Evolution deniers have a tough job. In order to believe primitive folk-tales about a magical angry giant creating the world in 144 hours, they have to reject the entire sum of collective human knowledge in biology, genetics, anthropology, geology, physics, astronomy, chemistry, geography and ecology.
Well, actually they don’t, because for the most part evolution deniers don’t seem to actually know anything about those topics, or at least nothing beyond what they’ve been told by their preachers, priests, witchdoctors, right-wing pundits, or other self-assigned demigods. But they try awfully hard to pretend they know something about science. Sort of like how a six year old will pretend to be a fireman.
It’s interesting to consider just how far reality-deniers have to go to maintain their illusions. Would they go so far as to deny their own fingernails? Let’s see.
Plate tectonics is the study of how continental expanses of rock can float around the Earth’s surface, buoyed on a mantle of dense, hot, ductile rock below. Continental plates seem to be fixed in place, over a human lifetime, but are actually in constant motion over millions of years. The evidence for this is all around us, in the forms of mountains, oceanic trenches, volcanoes, deep-sea hydrothermal vents, global fossil distributions, locations of sedimentary rocks, and paleomagnetic imprints in seafloor volcanic rock. Even the shapes of the continents form a crude jigsaw puzzle, allowing the coastline of Africa to broadly fit into the embrace of North and South America, if you could erase the Atlantic Ocean that separates them.
How fast do crustal plates move? Pretty slowly, but fast enough to track. It’s possible – and today done routinely using GPS and lasers bouncing off satellites – to directly measure plate motions. Plates move about as fast as your fingernails grow, or around 2.5 cm per year, plus or minus. Now, if you believe the world is only 10,000 years old, then you’d have to believe there hasn’t been enough time for much plate tectonics motion to occur. At most, the plates could have moved about 25,000 cm, or 250 meters, since Yhwh the magical angry giant created the world.
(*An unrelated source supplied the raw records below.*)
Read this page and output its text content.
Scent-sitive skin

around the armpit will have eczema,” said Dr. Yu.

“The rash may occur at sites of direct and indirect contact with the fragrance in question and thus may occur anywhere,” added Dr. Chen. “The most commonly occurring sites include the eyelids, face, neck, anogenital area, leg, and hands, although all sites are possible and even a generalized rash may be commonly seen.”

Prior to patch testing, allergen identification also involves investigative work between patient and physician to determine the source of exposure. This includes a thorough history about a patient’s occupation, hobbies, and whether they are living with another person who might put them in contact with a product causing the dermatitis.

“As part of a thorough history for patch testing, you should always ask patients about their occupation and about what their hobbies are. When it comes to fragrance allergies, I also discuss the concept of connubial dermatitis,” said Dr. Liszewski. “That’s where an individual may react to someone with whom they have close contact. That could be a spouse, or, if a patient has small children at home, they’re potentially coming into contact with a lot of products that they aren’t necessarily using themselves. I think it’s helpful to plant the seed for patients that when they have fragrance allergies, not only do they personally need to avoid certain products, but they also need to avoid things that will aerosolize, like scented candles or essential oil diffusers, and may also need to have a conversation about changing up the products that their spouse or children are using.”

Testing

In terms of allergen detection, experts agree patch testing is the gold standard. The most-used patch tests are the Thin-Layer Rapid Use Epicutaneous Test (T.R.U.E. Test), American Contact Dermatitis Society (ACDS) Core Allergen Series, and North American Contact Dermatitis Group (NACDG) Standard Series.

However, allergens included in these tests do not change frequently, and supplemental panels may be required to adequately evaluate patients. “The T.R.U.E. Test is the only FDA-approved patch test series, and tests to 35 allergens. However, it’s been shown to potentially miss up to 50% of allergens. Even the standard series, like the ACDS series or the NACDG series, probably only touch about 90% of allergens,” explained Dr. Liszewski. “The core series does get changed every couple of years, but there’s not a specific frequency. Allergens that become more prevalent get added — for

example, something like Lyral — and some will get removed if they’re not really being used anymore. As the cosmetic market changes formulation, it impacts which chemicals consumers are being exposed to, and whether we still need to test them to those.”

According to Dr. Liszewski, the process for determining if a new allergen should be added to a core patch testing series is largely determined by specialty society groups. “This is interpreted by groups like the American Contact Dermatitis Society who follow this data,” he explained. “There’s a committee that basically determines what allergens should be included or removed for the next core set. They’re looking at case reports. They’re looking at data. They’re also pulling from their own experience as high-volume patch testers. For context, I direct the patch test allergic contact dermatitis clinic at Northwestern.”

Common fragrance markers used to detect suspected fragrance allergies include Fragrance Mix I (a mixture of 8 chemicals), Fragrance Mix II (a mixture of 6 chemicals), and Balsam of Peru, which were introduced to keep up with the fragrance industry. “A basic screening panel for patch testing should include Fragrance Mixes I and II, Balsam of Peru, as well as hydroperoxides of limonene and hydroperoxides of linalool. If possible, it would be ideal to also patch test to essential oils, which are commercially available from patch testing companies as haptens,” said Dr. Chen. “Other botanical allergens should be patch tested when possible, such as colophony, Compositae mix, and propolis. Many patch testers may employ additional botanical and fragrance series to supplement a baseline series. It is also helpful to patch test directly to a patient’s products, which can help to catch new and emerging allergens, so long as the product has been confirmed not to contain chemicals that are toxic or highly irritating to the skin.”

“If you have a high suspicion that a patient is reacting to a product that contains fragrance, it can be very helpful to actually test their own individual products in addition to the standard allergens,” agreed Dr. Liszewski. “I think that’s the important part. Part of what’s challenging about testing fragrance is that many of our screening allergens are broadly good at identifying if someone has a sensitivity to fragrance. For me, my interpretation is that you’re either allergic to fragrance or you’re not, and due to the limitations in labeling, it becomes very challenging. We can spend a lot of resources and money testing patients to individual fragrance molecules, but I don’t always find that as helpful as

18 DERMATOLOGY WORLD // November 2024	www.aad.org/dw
Maybe the plates used to move faster in the old days. We know that plate tectonics was going on at least as early as 4 billion years ago, since which time the supercontinents of Rodinia and Pangaea came and went. To assume all that accumulated global plate motion happened in only 10,000 years would require that ancient Middle-Eastern goat herders lived in a world where the plates were screaming past each other at about 100 feet per day. You’d think someone would have noticed. And at what point did it slow way down? Is there a giant switch somewhere below the North Pole?
Perhaps the world was created with the plates already en route at a few centimeters per year, 10,000 years ago. Which brings me back to fingernails. Unlike continental divergence, you don’t need billions of dollars worth of satellite laser GPS technology to measure how fast your fingernails grow. Just forget to clip them for a month, and you’ll notice a difference. Go out of your way to not clip or gnaw your nails for a year, and you’ll have some wicked claws to try and type with. Everyone accepts this because it’s easy to observe. The evidence is easy to collect, if you’re strange enough to collect your nail clippings. You probably have independent confirmation of evidence for fingernail growth, such as your spouse or roommate complaining that you left your nail clippings all over the carpet and would you please vacuum them the hell up? You also could make predictions about your nails, if you wanted to. You could predict, for example, that if you don’t take nail clippers with you on a month-long backpacking trek into the Alaskan backcountry, you might have trouble tying your shoes toward the end of the trip.
Evidence: nail clippings all over the carpet every two weeks. Conclusion: my nails grow. Not conclusion: my nails are fixed in length, and have never grown, and those nail clippings where planted in the carpet by Satan.
As I sit here at my keyboard, I don’t perceive my nails growing. The very idea is absurd… my fingernails, growing? I’m looking right at them, right now, and I can’t see anything happening. Clearly they never grow. Except… there’s all the evidence to the contrary, a lifetime of evidence and repeated observations and independent confirmation of my observations and physical detritus. So, how are my fingernails any different from crustal plates? If I can accept the evidence at hand (sorry) that my fingernails grow, can’t I accept all the evidence that the world is very old, and plate tectonics has been going on a long time, and that life has evolved? Evidence is evidence, as long as it can be measured repeatedly, independently observed, tested, and holds up to rational scrutiny.
Maybe neither happened, and my fingernails were put on my hands last Tuesday by an invisible angry giant, and they never grow, and anyone who says otherwise is an agent of Satan. Maybe my fingernails only appear to grow because angels pull on them and stretch them. My thinking so clearly establishes a fundamental controversy in the medical establishment, so we should teach both sides of this controversy to our kids in school, and let them decide.
Or maybe the evolution deniers should just grow the hell up and stop pretending to be firemen.